Derrière cet outil de «store locator» se cache un autre levier numérique: la géolocalisation. Mantra des marketeurs par excellence, offrir un service et une offre personnalisée passe aujourd'hui par la géolocalisation du consommateur et la contextualisation de l'offre. «Lorsque sur Internet je cherche une voiture d'une marque précise, je devrais voir apparaître une bannière qui me donne des informations sur une voiture dans le coin et qui m'offre une promotion en temps réel à côté de chez moi», argue Vincent Druguet. Selon une étude Ipsos-Médiamétrie, 57% des détenteurs de smartphones se serviraient de leur mobile pour recevoir des informations géolocalisées.

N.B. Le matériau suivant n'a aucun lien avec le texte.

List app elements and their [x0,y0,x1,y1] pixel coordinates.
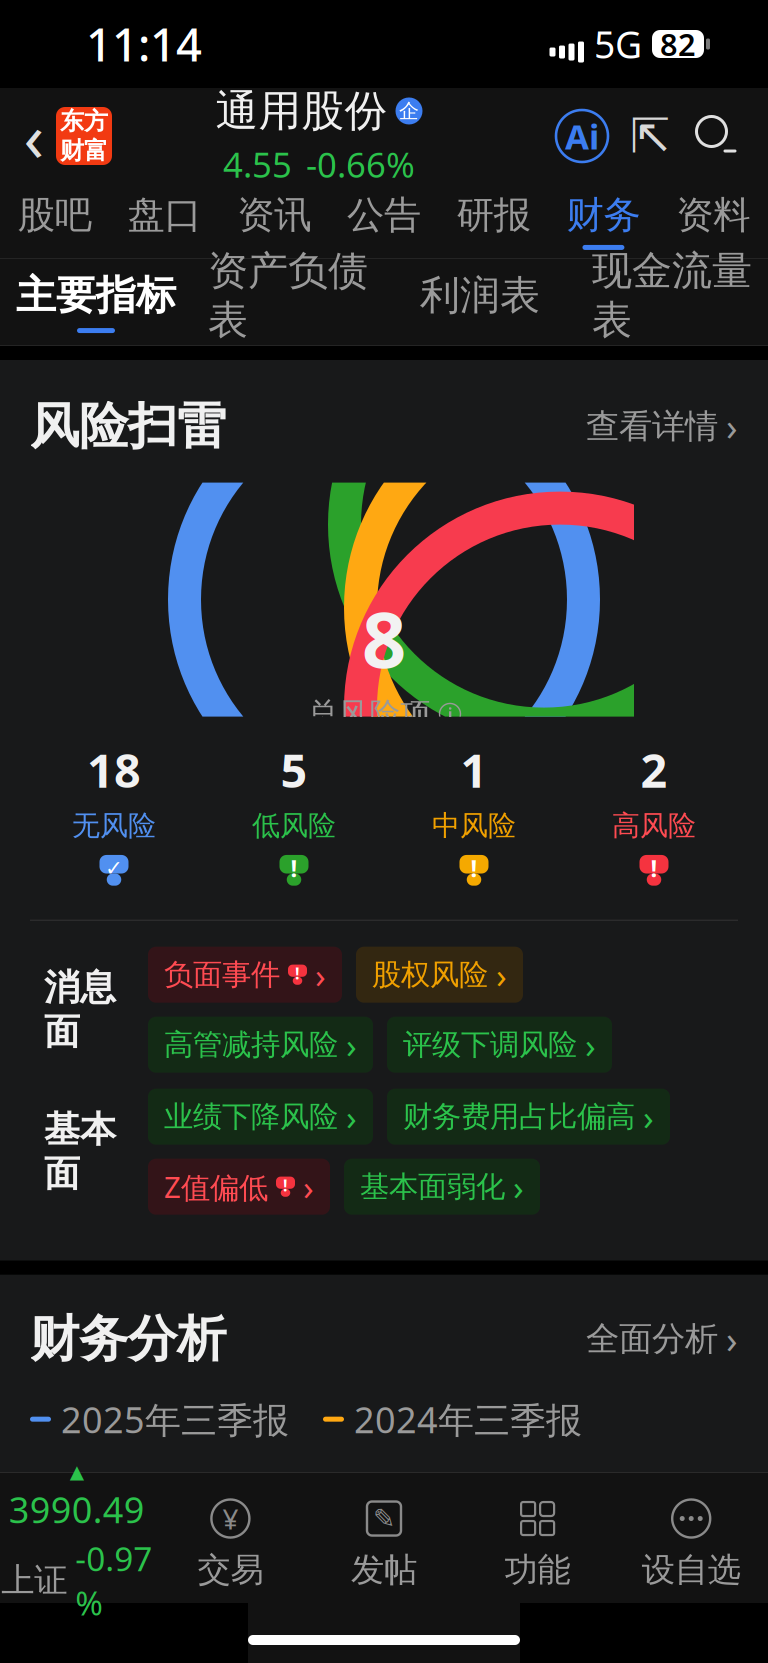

Dernière acquisition en date de Google, la société Waze, spécialisée dans la navigation pour automobilistes, pourrait bien révolutionner l'offre géolocalisée en situation de mobilité. «Si Google a récemment acheté Waze, ce n'est pas pour rien, remarque Vincent Druguet. Waze est une interface exceptionnelle pour la publicité géolocalisée. Avec cet outil, Google peut développer un service qui permet à un automobiliste de voir apparaître en pop-up les offres des magasins du quartier dans lequel il se trouve. Le vrai enjeu aujourd'hui pour les magasins est de saisir les consommateurs en situation de mobilité.»

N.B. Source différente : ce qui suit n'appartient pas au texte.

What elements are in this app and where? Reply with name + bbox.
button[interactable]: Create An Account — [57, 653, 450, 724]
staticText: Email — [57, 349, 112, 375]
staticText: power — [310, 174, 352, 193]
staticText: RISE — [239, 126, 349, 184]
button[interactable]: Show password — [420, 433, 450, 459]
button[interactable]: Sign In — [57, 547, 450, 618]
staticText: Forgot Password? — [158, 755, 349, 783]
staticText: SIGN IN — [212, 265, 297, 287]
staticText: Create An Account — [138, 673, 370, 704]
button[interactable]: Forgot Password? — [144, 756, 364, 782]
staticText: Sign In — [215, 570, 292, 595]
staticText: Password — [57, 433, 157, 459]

Ce que confirme Lucas Denjean, DG adjoint conseil et développement commercial de l'agence Extrême Sensio: «La grande nouveauté c'est de pouvoir interagir avec la personne lorsqu'elle est en mobilité, le plus important étant de le faire avec une proposition commerciale personnalisée.»

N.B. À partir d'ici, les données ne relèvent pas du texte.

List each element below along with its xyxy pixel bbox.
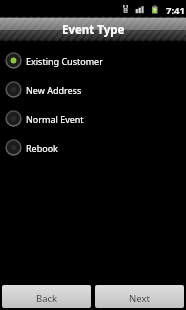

C'est de ce constat que découle le «geofencing», ce nouvel outil qui permet d'envoyer, via mobile, des bons plans personnalisés aux détenteurs de cartes de fidélité qui passent à proximité d'un point de vente. Plyce, une startup qui s'est tout d'abord lancé sur le Web, a ainsi investi le support mobile et propose l'accès à des bons plans géolocalisés et à des réductions exclusives. Tout comme Shopkick, ou son pendant français Scanbucks, des applications qui permettent aux consommateurs qui se géolocalisent en points de vente de gagner des points et de débloquer des avantages exclusifs.

 

LE SMARTPHONE, CHAÎNON MANQUANT

 

Support de cette nouvelle manière d'appâter le chaland: le smartphone, ce «chaînon manquant entre le point de vente et le site Internet» selon Lucas Denjean, et qui aujourd'hui, comme l'affirme Vincent Druguet, «fait basculer les gens dans le Web to store». Ce média du dernier mètre, qui accompagne le consommateur tout au long de son parcours d'achat permet aussi de générer du trafic en magasin par le biais de bons plans à débloquer avant le passage en points de vente, comme C-Wallet, développé par Catalina Marketing ou encore Foursquare for business, un service à destination des entreprises développé par le réseau social basé sur la géolocalisation.

Il permet ainsi aux entreprises de suivre les "check-in" effectués dans ses points de vente et d'offrir des promotions sur-mesure. Le smartphone, dont le taux de pénétration en France a dépassé les 50% l'année dernière, pourrait bien devenir le point de contact privilégié des marques qui cherchent à mettre la main sur ce client cross-canal, qui serait, selon Vincent Druguet «cinq à six fois plus rentable qu'un client monocanal».